My husband had been battling this disease for as long as I had known him, marked by fluctuating periods of stability and instability. It took a horrific turn a few months after I found out I was pregnant as new challenges arose that were completely foreign to him, myself and his entire family. It was months of relentless efforts before he stabilized, leaving little to no time for me to process what had happened prior to giving birth to our daughter. We know that prenatal stress can indirectly affect infant health and development and the notion of this haunted me. Yet, I remained determined in my mindset and hopeful that things would turn around for my family. Weekly therapy sessions aided me in processing complex post-traumatic stress disorder (C-PTSD) while navigating the transformative experience of becoming a mother, altering my identity, clarifying my values, and reinforcing my sense of self.


With my daughter's arrival came a newfound maturity, unwavering boundaries, and a clear purpose. I no longer had a tolerance for unhealthy behaviors, in others or in myself. I was determined to shield her from what trauma and stress I could during her formative years. My husband's addiction persisted after our daughter's birth, becoming evident shortly after her first birthday. Realizing the need for a different approach, I joined a 12-step program, a powerful peer support group for loved ones of addicts, a life altering decision that introduced me to a supportive community. These groups help individuals and their families recover from substance use disorders, behavioral addictions, and sometimes other co-occurring mental health conditions. Here, witnessing their joy and peace, I yearned for what they had and recognized it as essential for our family.

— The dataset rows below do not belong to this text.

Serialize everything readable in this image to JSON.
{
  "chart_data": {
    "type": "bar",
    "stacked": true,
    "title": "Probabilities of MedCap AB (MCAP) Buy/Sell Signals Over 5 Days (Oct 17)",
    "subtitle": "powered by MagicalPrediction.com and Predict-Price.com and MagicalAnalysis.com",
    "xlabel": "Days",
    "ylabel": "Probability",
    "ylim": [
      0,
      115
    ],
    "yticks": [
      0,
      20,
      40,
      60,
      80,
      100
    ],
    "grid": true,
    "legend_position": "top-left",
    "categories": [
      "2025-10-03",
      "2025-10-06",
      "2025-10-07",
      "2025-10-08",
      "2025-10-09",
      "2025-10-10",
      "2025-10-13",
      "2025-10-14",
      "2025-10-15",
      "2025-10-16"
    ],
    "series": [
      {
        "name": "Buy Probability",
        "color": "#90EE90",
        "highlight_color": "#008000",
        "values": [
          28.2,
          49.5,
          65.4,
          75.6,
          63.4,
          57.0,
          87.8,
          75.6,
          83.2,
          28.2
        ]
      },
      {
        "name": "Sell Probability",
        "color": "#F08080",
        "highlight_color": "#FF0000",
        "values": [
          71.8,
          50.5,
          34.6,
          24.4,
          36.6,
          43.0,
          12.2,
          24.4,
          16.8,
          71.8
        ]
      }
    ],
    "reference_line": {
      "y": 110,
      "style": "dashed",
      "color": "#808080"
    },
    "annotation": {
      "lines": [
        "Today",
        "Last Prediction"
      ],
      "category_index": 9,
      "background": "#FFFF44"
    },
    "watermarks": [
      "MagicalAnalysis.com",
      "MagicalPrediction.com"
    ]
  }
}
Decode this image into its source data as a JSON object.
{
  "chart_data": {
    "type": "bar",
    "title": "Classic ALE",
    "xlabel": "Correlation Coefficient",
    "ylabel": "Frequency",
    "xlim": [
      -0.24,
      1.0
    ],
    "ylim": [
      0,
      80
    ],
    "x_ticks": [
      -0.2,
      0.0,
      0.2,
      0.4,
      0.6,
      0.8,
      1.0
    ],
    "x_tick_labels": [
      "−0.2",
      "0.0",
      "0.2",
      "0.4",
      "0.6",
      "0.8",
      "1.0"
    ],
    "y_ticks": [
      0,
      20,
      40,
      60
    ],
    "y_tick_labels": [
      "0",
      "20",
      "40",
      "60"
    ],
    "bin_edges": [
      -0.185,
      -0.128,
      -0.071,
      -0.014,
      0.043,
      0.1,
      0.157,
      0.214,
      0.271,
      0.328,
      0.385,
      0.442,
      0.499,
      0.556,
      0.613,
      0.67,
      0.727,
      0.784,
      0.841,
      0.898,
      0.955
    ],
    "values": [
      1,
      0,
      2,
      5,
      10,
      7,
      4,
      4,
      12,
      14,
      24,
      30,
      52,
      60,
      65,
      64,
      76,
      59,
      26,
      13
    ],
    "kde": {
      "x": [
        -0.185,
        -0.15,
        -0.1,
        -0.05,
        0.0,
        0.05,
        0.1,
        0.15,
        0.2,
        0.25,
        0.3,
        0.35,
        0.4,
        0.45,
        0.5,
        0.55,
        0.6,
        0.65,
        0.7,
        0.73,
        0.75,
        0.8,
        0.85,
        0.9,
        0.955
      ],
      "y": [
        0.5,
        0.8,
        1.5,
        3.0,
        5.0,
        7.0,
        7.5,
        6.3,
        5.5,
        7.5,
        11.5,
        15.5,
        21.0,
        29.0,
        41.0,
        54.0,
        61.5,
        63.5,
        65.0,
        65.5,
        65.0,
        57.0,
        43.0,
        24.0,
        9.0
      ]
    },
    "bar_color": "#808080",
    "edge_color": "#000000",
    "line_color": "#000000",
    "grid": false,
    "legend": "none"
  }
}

To this day, I remain dedicated to my self-healing and the 12-step program, which has enabled me to become a better woman and mother. I once believed that my husband's sobriety was a prerequisite for my own healing, but I now understand that my responsibility extends solely to myself and my 15-month-old daughter. This realization empowered me to take actionable steps toward a happier, more stable life. Although challenging, the journey has been profoundly rewarding, and I can confidently say that I am thriving in motherhood. Each day strengthens my bond with my daughter, and I continue to gain confidence as a woman and a mother. Prioritizing self-care is an invaluable gift we can give to ourselves, our loved ones, our community, and our planet.